Freeze Frame 

(NOT) MUST-SEE TV

I had a dream last week, a nightmare really, about being chased and then eaten alive. Sounds like a scene from Night of the Living Dead? Yep. But that's not the weird part.

That night I did indeed watch for the first time the 1968 George Romero cult classic, about a radioactive force that turns all of the recently deceased into stalking, unrelenting ghouls who eat people. But in the dream, I was Christopher Hitchens, the author of God Is Not Great and who, in his book The Missionary Position, about Mother Teresa, called the saint "The Ghoul of Calcutta."

Is there something in common between these "ghouls"? I don't know. It was a nightmare for Chrissakes.

Anyway, the point is how I watched the movie. I didn't rent it. I downloaded it using a program called Miro, one of many kinds of new technology with the potential to change how we experience television. It allows you to connect with any website that streams RSS video feeds — from the Discovery Channel and Comedy Central to publications, like Seed and Vogue magazines, to dozens of independent media providers: Atom Films (arty shorts), VJ Kungfu (video performance art), even SargeNation (a user-generated guide to picking up chicks).
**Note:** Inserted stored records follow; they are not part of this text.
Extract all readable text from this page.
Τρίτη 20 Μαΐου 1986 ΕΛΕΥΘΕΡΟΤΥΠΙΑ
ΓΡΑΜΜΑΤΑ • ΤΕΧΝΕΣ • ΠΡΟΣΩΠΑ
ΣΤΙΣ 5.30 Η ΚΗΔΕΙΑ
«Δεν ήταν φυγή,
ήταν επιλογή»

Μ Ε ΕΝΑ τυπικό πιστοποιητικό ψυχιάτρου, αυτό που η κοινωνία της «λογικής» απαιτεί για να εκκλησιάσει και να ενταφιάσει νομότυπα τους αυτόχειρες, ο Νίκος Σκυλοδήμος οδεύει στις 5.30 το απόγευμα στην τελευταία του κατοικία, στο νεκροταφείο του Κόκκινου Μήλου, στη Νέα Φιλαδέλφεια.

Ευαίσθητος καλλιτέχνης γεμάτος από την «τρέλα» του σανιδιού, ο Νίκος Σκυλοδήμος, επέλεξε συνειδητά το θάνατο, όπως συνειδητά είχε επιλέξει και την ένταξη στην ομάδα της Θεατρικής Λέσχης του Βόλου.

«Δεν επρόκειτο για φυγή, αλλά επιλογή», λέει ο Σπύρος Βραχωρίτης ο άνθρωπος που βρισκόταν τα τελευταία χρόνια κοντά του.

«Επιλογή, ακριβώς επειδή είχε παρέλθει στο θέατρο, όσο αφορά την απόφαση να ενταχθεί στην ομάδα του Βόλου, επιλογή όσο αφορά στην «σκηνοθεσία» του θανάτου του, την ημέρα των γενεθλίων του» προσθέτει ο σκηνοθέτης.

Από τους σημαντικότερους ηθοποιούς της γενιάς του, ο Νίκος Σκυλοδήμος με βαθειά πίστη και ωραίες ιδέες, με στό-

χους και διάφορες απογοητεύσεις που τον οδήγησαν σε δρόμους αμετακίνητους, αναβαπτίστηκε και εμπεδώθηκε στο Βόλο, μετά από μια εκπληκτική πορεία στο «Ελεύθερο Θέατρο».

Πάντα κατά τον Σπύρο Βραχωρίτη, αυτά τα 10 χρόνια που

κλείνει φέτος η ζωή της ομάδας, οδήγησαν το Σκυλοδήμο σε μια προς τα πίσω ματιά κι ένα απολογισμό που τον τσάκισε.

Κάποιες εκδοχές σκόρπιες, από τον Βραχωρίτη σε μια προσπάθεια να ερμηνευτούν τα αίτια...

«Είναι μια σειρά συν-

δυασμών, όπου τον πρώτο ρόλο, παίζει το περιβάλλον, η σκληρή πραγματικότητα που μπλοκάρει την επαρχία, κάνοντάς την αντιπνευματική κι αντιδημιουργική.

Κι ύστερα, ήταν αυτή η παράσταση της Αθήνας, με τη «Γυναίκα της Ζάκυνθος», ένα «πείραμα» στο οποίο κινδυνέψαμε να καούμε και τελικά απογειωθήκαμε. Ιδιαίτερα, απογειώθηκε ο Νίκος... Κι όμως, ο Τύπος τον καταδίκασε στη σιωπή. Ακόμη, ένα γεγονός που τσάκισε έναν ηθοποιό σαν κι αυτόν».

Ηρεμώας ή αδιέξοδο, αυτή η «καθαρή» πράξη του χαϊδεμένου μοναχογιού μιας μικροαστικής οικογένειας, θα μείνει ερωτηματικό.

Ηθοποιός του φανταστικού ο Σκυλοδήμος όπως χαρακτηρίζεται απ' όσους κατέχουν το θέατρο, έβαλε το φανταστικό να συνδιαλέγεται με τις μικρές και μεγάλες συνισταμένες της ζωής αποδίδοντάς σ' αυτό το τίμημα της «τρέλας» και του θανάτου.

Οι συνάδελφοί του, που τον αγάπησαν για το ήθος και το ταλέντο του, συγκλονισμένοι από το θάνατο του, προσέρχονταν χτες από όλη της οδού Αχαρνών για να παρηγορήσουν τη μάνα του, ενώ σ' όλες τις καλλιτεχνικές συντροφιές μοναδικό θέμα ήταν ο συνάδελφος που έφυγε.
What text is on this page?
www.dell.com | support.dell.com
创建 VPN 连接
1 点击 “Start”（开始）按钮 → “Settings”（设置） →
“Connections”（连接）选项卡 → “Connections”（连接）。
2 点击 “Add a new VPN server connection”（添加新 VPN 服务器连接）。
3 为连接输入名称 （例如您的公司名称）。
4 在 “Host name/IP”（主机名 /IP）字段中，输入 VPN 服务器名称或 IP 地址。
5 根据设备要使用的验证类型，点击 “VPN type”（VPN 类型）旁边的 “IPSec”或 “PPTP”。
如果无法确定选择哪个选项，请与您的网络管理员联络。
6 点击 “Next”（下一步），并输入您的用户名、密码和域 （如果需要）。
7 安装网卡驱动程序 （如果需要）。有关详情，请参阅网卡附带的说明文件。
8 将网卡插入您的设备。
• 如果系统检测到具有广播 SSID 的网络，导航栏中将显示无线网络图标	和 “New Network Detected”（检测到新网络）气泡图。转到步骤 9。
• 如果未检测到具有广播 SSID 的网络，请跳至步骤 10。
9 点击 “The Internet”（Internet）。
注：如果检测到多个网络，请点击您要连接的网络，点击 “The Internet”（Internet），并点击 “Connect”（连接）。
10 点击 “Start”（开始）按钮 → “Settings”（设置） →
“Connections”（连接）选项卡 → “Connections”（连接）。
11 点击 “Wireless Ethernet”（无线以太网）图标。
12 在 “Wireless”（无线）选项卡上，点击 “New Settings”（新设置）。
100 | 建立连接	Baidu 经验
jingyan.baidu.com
There are over 3,000 channels to choose from. Miro is one of many such programs that are making trouble for mainstream TV. There's Joost. It connects users to streaming video. And Zattoo. It's similar to Miro and Joost, only it's portable. It's getting to the point where I haven't watched my regular TV in a while. Given this new competition from Web 2.0, along with slumping ratings among the Big 5 and a robust writer's strike, perhaps I'm not the only one having nightmares. —John Stoehr

THE MERKIN MAN

The day is finally set for the premiere of The Merkin Man, a spoof on human-interest TV specials about a man who makes merkins out of Spanish moss. Just so you know, a merkin is a wig made out of pubic hair that people wore in the 18th century to cover up hair loss due to venereal disease. Usually, they were prostitutes. The movie, directed by local poet and filmmaker Devin Dukes, has nothing to do with pubic hair but a lot to do with farce: A news crew goes to Johns Island to interview a man named Justice, who has identified a market for Spanish moss wigs. Tourists will love them, he says. Maybe balding whores, too.